Lemony Thyme at the Farmer's Market

Lured in by this Lemony Thyme

You can’t possibly use this entire bunch of thyme…so:

First use: pull the leaves of 5 or 6 stems and place in small bowl in kitchen to surround yourself with fresh and bright lemon aroma while cooking.

Second: pull the leaves off of all of the stems. Reserve one tbsp…put the rest in a ziploc bag in the freezer for later use.

With the tbsp: use to layer lemony flavor into lemony shrimp crepes.

Lemony Shrimp Crepes (serves 4)

Preheat the oven to 350 degrees

1. In a large skillet over med/high melt 2 tbsp of butter and 2 tbsp of olive oil. Add 1 small or 1/2 a large chopped shallot and saute until fragrant (about 2 mins)

Saute the shallot

2. Stir in the juice of one lemon and saute for another minute or so

3. Add 20 – 24 shrimps – depending upon size you will want 2 – 4 shrimps per crepe and 2 crepes per person

4. Add the zest of 1 lemon, 1 tbsp of lemon thyme, salt and pepper and stir

Saute Shrimp with Lemon Zest, Lemon Juice, Shallots and Lemon Thyme

5. The shrimps will only take a couple of minutes per side to cook …so be quick here…Add 1/2 cup of dry rose wine. You can add a dry white wine…but since shrimps are pink when cooked, I thought a pink wine would be prettier.
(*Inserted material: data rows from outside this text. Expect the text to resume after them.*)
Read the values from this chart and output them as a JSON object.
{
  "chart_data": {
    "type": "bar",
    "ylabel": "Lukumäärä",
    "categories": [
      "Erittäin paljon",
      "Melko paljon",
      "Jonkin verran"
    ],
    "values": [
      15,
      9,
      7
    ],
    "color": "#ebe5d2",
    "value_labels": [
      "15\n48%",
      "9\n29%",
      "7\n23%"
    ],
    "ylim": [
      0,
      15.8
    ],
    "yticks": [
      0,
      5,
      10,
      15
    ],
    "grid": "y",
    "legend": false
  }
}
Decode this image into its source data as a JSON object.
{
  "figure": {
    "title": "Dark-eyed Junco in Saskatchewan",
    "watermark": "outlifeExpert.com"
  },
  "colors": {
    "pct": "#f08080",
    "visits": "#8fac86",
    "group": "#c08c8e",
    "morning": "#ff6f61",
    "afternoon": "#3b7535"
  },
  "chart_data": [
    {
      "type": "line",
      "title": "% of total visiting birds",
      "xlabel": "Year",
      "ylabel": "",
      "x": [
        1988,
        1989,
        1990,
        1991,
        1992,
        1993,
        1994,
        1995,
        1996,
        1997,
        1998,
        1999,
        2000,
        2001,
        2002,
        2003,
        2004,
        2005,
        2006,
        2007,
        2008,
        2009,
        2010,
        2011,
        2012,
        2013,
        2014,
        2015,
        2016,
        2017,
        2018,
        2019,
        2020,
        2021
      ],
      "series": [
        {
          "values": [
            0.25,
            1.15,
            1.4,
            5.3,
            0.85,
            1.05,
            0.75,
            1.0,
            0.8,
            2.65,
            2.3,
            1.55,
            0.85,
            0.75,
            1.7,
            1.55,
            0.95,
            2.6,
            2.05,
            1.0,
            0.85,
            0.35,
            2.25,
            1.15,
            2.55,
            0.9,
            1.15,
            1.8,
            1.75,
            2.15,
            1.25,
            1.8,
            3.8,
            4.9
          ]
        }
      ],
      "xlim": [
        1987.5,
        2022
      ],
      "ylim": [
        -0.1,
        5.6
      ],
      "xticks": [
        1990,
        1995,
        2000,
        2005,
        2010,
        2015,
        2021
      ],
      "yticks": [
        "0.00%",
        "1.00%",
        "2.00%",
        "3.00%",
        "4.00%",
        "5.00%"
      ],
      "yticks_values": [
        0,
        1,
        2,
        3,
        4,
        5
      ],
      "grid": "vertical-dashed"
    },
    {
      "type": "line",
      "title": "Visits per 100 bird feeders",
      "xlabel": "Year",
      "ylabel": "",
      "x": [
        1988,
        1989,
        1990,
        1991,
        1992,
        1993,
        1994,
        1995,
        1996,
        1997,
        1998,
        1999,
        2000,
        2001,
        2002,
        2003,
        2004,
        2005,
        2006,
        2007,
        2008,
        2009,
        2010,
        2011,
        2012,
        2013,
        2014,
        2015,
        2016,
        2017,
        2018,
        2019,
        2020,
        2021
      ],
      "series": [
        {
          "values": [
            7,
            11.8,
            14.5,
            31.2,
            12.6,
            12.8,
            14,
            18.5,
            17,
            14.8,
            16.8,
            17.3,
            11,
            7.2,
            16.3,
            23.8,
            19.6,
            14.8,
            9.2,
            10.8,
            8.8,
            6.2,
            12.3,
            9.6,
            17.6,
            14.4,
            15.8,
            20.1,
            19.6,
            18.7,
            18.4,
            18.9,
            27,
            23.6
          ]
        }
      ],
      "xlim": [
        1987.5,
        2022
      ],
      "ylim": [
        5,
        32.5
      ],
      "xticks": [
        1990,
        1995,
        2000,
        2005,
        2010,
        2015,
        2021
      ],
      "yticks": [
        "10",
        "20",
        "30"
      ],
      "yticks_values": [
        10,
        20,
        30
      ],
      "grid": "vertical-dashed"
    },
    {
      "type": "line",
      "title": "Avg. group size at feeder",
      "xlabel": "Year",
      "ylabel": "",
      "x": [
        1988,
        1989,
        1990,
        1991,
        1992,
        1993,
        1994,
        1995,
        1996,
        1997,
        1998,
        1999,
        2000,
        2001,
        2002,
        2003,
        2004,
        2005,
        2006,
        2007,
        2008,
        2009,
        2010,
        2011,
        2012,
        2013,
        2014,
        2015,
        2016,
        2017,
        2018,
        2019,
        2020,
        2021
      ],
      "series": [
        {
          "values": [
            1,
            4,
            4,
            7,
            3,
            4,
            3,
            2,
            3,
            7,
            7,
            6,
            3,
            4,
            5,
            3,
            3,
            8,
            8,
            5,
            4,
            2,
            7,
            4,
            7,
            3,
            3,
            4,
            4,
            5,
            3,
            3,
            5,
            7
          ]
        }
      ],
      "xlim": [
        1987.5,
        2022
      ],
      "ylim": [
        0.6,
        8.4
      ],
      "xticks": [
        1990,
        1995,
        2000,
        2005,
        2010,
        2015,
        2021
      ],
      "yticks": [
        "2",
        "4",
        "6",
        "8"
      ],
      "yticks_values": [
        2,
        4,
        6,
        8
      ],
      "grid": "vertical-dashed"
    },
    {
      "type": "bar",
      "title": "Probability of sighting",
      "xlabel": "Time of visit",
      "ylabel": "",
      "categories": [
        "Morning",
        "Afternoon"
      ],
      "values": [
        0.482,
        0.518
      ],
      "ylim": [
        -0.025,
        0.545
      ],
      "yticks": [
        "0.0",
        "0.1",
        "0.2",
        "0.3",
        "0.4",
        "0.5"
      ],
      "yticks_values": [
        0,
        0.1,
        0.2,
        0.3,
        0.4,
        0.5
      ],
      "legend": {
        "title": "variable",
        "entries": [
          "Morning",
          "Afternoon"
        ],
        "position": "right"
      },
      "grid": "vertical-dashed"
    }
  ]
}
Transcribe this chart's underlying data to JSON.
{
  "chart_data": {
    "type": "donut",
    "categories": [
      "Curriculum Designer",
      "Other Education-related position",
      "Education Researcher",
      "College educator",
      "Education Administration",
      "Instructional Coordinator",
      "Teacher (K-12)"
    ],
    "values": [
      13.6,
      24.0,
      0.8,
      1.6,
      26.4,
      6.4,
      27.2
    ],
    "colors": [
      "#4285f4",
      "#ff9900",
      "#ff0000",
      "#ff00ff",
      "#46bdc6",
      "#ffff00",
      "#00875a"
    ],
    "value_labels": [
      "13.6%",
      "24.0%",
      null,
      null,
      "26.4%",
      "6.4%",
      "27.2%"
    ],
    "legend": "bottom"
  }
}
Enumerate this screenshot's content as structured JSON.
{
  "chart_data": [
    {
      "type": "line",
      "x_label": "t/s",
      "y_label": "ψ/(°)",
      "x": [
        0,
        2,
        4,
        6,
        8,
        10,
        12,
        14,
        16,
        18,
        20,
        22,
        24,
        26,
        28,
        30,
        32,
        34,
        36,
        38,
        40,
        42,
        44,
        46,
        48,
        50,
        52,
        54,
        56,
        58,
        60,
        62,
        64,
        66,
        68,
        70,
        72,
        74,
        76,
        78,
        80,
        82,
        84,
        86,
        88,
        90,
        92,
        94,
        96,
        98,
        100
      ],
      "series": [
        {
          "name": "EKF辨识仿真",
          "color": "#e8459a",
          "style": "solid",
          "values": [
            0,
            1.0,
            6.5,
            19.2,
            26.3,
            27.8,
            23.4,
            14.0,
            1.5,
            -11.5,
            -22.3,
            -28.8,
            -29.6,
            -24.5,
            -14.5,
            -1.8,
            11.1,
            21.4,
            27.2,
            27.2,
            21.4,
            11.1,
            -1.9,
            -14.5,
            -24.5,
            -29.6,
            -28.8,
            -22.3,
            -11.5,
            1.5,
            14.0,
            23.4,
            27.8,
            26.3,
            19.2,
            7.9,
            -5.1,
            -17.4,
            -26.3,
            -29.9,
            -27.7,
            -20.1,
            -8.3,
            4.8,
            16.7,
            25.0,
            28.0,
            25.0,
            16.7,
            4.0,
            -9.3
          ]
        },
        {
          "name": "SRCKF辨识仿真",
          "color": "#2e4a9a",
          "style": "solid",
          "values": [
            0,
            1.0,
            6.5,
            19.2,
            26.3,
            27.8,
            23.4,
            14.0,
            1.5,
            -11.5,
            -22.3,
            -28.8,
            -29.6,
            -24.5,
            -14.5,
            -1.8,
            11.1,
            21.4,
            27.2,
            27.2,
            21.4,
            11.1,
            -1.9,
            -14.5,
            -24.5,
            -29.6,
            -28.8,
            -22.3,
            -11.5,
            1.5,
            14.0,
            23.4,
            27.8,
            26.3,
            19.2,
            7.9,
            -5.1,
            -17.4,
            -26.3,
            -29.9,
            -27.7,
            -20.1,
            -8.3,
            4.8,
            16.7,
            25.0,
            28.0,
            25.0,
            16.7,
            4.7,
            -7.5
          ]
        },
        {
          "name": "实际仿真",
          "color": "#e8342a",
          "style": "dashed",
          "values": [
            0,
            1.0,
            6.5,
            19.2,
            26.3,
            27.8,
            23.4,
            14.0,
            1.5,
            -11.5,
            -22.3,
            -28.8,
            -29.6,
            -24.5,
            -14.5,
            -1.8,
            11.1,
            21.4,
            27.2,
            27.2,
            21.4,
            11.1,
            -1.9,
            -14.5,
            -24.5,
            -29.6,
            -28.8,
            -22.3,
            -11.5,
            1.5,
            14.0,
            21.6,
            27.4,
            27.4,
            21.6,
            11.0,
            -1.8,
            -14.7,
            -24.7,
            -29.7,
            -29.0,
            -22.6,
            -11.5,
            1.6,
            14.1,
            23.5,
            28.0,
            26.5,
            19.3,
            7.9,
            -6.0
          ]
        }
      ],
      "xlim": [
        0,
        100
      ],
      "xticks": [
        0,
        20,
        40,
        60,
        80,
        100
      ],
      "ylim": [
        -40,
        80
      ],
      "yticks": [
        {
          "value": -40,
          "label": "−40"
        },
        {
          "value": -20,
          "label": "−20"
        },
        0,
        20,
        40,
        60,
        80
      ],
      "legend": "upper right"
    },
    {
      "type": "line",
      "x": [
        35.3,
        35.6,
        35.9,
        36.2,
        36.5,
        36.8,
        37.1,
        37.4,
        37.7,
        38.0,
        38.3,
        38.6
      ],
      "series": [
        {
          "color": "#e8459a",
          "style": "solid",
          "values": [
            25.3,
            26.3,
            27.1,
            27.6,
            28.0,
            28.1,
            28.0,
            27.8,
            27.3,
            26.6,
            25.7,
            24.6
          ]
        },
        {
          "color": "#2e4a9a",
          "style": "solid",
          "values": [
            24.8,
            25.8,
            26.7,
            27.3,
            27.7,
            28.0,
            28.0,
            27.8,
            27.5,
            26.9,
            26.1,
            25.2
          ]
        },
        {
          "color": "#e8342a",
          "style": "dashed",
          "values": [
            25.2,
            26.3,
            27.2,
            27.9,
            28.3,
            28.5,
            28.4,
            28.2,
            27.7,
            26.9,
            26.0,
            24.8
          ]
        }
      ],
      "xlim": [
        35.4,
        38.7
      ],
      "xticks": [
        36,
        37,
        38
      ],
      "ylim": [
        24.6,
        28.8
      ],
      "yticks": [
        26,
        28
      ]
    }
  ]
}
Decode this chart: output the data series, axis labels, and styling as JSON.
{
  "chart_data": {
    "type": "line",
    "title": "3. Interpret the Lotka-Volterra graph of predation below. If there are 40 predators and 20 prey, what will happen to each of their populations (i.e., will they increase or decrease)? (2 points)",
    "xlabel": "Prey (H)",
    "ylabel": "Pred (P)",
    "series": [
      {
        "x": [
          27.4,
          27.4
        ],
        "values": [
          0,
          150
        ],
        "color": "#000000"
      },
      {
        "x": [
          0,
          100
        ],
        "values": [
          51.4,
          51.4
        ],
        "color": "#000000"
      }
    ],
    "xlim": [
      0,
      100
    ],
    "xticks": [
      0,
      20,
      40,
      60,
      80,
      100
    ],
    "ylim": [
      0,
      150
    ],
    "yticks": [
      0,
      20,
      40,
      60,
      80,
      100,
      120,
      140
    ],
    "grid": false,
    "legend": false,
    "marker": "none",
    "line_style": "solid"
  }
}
Plus the pinot grapes in a rose add a good deal of flavor.

6. Turn the heat up and allow some of the wine to evaporate.

7. Turn heat to low and stir in 1 – 1/2 cups of mornay sauce with peas and corn. (Mornay Sauce Recipe) Put the remaining mornay sauce in a sauce pan over low heat.

Shrimp Crepes in Mornay Sauce with Peas and Corn

Shrimp in Mornay Sauce with Peas and Corn

8. Set up your assembly station:

  • Spray a baking dish with non-stick cooking spray
  • Place 8 Crepes on a cutting board (Savory Crepe Recipe)
  •  Mornay sauce in sauce pan
  • Lemony shrimp mixture
Shrimp Crepes Assembly

Assembly Station

9. Assemble the crepes

  • Schmear a little of the mornay sauce on the crepe
  • layer on 2 – 3 shrimps
  • roll the crepes and place in the baking dish
  • Once all are rolled and in place, cover the crepes with a good amount of the remaining mornay sauce

Shrimp Crepe Assembly Combo – click to see PDF

10. Bake in the oven for 20 – 25 mins until completely heated through and serve

Sometimes you base an outfit on the shoes you want to wear. Sometimes a meal is built around the lure of one amazing herb. Bright, fresh lemon thyme is my new favorite herb and my current kitchen obsession. In addition to its incredible aroma and flavor, I’m totally getting smarter. Oh my darlin’ lemon thyme.